The lab had taught all five of them that they were impossible to kill, and something like the General wasn’t going to be able to do anything to them that the scientists couldn’t.

She ran her tongue over her teeth and tasted the perfectly cooked bear from two hours ago and ash from yesterday.

The creature under her ribs hummed steady as a generator. Calm. Alert. Content with the road, with the men, with Luci’s weight knocking her hip when the truck bounced a rut.

"Left in a mile," Elias’s voice crackled on the handheld clipped to her dash. Duct tape held the battery door closed. "County road. Puts us on a line east of the big towns."

"Copy," she returned, her thumb tapping transmit with the same economy she used on the wheel. It was weird, how much of their military jargon was starting to bleed into her everyday life. Or, maybe she had just watched too many police and military shows.

Luci pushed his nose harder into the gap of the window and drew a deep breath.

Hairs along his shoulders rose in a soft ripple. He didn’t growl; Sera already knew all the signs that her puppy wasn’t happy.

She lifted her eyes to the rearview mirror again. The road behind stayed empty for three bends, then showed a flash of something at the limit—light off glass or chrome, then gone behind scrub and a low rise.

"Guests?" she asked over the air.

"Maybe," Alexei answered on the radio, dry as the road dust. It was like he could see the same flash from where he was driving. "Low profile. Lazy tail. Confident or stupid."

"Or good at their job," Elias put in. "Assume competent."

"Assume hungry," Lachlan chimed from the bed, grinning at the wind like it owed him money. "Hungry men make mistakes." 𝗳𝐫𝚎𝗲𝚠𝚎𝗯𝕟𝐨𝘃𝚎𝗹.𝗰𝗼𝗺

Her hands didn’t tighten on the wheel.

The creature purred a fraction louder and rolled its attention to the mirror with her.
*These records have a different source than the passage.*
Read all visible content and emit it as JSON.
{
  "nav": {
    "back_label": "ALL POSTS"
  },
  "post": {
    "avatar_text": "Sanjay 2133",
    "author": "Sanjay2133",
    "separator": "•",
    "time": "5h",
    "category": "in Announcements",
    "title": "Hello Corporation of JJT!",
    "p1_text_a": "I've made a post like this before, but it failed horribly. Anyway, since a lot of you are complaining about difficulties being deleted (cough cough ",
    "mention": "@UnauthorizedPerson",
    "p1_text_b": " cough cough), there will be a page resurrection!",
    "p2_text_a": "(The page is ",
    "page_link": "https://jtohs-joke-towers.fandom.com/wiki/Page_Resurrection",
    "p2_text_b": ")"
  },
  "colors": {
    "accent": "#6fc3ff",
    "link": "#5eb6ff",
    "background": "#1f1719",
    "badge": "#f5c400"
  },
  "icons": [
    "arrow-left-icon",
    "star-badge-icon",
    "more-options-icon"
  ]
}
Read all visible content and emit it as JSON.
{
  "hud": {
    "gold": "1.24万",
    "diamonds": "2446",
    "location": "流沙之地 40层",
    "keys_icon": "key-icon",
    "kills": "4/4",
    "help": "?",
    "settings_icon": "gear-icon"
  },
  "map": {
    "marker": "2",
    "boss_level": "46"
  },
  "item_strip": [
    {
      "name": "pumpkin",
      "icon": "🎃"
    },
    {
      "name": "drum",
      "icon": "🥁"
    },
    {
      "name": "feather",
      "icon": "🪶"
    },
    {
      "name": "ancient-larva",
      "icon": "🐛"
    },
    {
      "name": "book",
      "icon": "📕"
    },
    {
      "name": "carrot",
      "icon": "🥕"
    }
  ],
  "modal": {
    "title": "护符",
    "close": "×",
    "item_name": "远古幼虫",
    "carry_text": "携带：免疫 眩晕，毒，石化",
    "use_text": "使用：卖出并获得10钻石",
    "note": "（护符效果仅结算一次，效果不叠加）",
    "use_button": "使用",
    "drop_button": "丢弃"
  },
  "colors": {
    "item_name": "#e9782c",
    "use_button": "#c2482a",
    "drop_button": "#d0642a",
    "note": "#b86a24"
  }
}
Stupid zombies in the ditches looked up as the trucks passed and then looked away again, interest falling out of their eyes the closer the horde rolled. One tried to stand and forgot halfway up, sat back down on its heels, hands hanging like it had lost the idea in the middle of the effort.
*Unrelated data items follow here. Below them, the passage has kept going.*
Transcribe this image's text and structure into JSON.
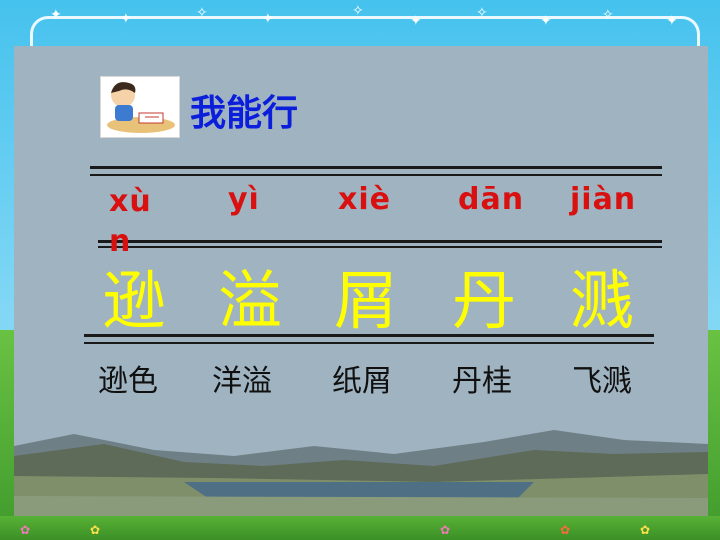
{
  "heading": "我能行",
  "items": [
    {
      "pinyin": "xùn",
      "character": "逊",
      "word": "逊色"
    },
    {
      "pinyin": "yì",
      "character": "溢",
      "word": "洋溢"
    },
    {
      "pinyin": "xiè",
      "character": "屑",
      "word": "纸屑"
    },
    {
      "pinyin": "dān",
      "character": "丹",
      "word": "丹桂"
    },
    {
      "pinyin": "jiàn",
      "character": "溅",
      "word": "飞溅"
    }
  ],
  "icons": {
    "avatar": "boy-reading-icon",
    "sparkle": "sparkle-icon",
    "flower": "flower-icon"
  },
  "colors": {
    "heading": "#0a1edc",
    "pinyin": "#d91010",
    "character": "#ffff00",
    "word": "#101010",
    "panel": "#9fb3c0",
    "sky": "#45c2ee"
  }
}
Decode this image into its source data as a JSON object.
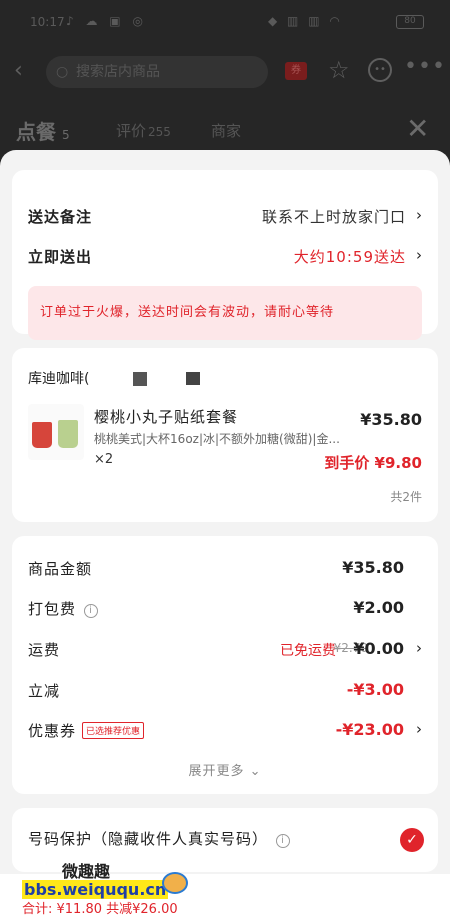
{
  "status_bar": {
    "time": "10:17",
    "battery": "80"
  },
  "header": {
    "search_placeholder": "搜索店内商品"
  },
  "tabs": {
    "order": "点餐",
    "order_count": "5",
    "reviews": "评价",
    "reviews_count": "255",
    "shop": "商家"
  },
  "delivery": {
    "note_label": "送达备注",
    "note_value": "联系不上时放家门口",
    "time_label": "立即送出",
    "time_value": "大约10:59送达",
    "notice": "订单过于火爆，送达时间会有波动，请耐心等待"
  },
  "shop": {
    "name": "库迪咖啡(",
    "item": {
      "name": "樱桃小丸子贴纸套餐",
      "price": "¥35.80",
      "spec": "桃桃美式|大杯16oz|冰|不额外加糖(微甜)|金...",
      "qty": "×2",
      "deal_price": "到手价 ¥9.80"
    },
    "total_count": "共2件"
  },
  "fees": {
    "goods_label": "商品金额",
    "goods_amount": "¥35.80",
    "packing_label": "打包费",
    "packing_amount": "¥2.00",
    "shipping_label": "运费",
    "shipping_free": "已免运费",
    "shipping_original": "¥2.70",
    "shipping_amount": "¥0.00",
    "discount_label": "立减",
    "discount_amount": "-¥3.00",
    "coupon_label": "优惠券",
    "coupon_tag": "已选推荐优惠",
    "coupon_amount": "-¥23.00",
    "expand": "展开更多"
  },
  "privacy": {
    "label": "号码保护（隐藏收件人真实号码）"
  },
  "footer": {
    "total": "合计: ¥11.80 共减¥26.00"
  },
  "watermark": {
    "name": "微趣趣",
    "url": "bbs.weiququ.cn"
  },
  "colors": {
    "accent": "#e0242b",
    "notice_bg": "#fde7e9"
  }
}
A mile marker lay facedown in the weeds. The county road showed itself as two lanes and a sunken shoulder with cattails.

She eased the wheel, took the turn, and let the tires find the least-broken line.

The new road dipped out of sight fast, then climbed. Corn once grew here; now head-high grass took its place, and corn’s ghost rattled somewhere else. She dropped the truck into a lower gear for the hill and felt the engine answer like a dog getting up.

"Eyes open," Elias murmured into the mic. "The Cartel likes choke points."